A child can be approved for therapeutic foster care if they have endured any level of trauma, Ross said.
“If we’re involved, the kid has endured trauma, whether it be abuse or neglect,” she said. “We’re not taking a child because everything’s roses at that home.”
Ross added most children who are approved for TFC are between the ages of 5 and 17 because “to be able to identify whether their behavior is normal for development versus traumatic behavior is really hard between zero and 4-years-old.”
Ross said encouraging more TFC in the county will provide children with more services and the county with another revenue stream through Medicaid reimbursement.
The current rate of Medicaid reimbursement for therapeutic foster care is $88.38 per child per day. Ross said if the 30 children in DSS custody between the ages of 6 and 17 were approved for TFC, they would see $954,504 in Medicaid reimbursement in a year. Ross suggested the county would split the reimbursement “50/50,” with half going to the county to fund DSS and half going to the foster parents, approximately $477,000 each.
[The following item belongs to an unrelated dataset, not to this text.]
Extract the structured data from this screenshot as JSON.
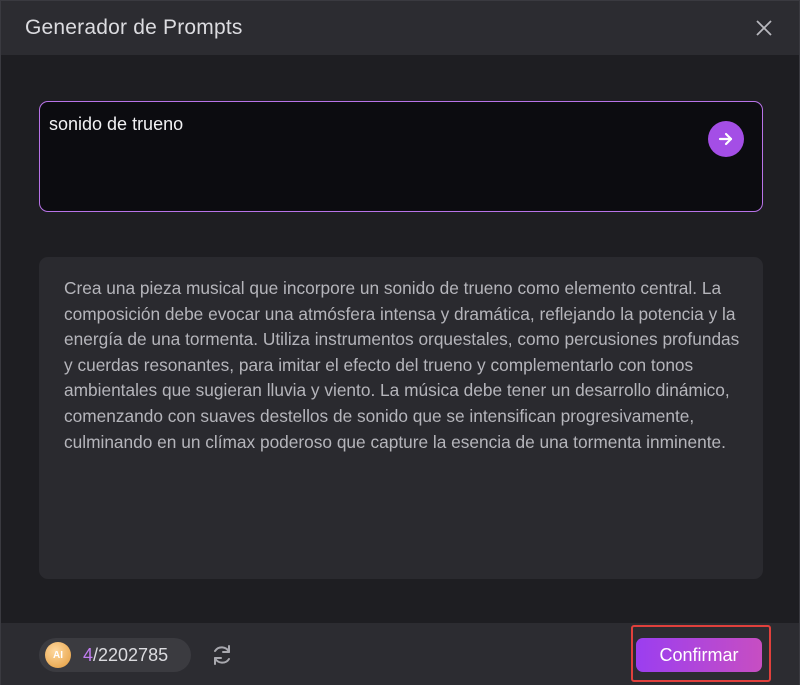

“Because each therapeutic foster home can be licensed up to two children, one home could potentially look at gaining $31,816.80 annually,” Ross said. “If they only had one child, they could increase their household income by $15,908.40.”
Mitchell County has been unable to support TFC in the past because the county lacked the resources to support a full-time therapist licensed to submit comprehensive clinical assessments to Medicaid, Ross said.
“There’s not enough business up here to sustain staff,” she said. “So, they just constantly do this turnover, or we have to borrow somebody from Marion or Yancey or Asheville to come up and do assessments, and it just doesn’t happen.”
To combat this, Ross said her Intake and Assessment Supervisor, who is now a licensed social worker with an LCSWA, can also serve as her clinical supervisor. This means she will be licensed to complete comprehensive clinical assessments to determine if a child should be put into therapeutic foster care. Ross said they have not applied for a license to be able to submit Medicaid reimbursement yet, but they are now “positioned to be able to do this.”
“We don’t have to grow staff, and the caseload size is the same,” Ross said. “It doesn’t change anything other than to get money for doing it, and we would see [the foster children] four times a month instead of one to two.”
Additionally, Ross said there have been “discussions” about the Medicaid reimbursement rate increasing in the future due to provisions and defunding of congregate care facilities being implemented in 2021 because of the Family First Prevention Services Act.
Ross said congregate care, also known as “group homes,” are being defunded because “the evidence shows that it’s not effective for children.”
“There’s lots of trauma that then gets re-traumatized in group homes, unfortunately,” Ross said. “Really, the truth is, the reimbursement rates for group homes is so low that the only staff that they can staff it with are, like, 19, 20-year-olds. So, if you can imagine a 19-year-old being responsible for 24-hour-a-day kids that are 17-years-old, it just doesn’t end well.”
Following the board’s DSS public session, the board went into closed session to “hear or investigate a complaint, charge, or grievance by or against a public officer or employee.”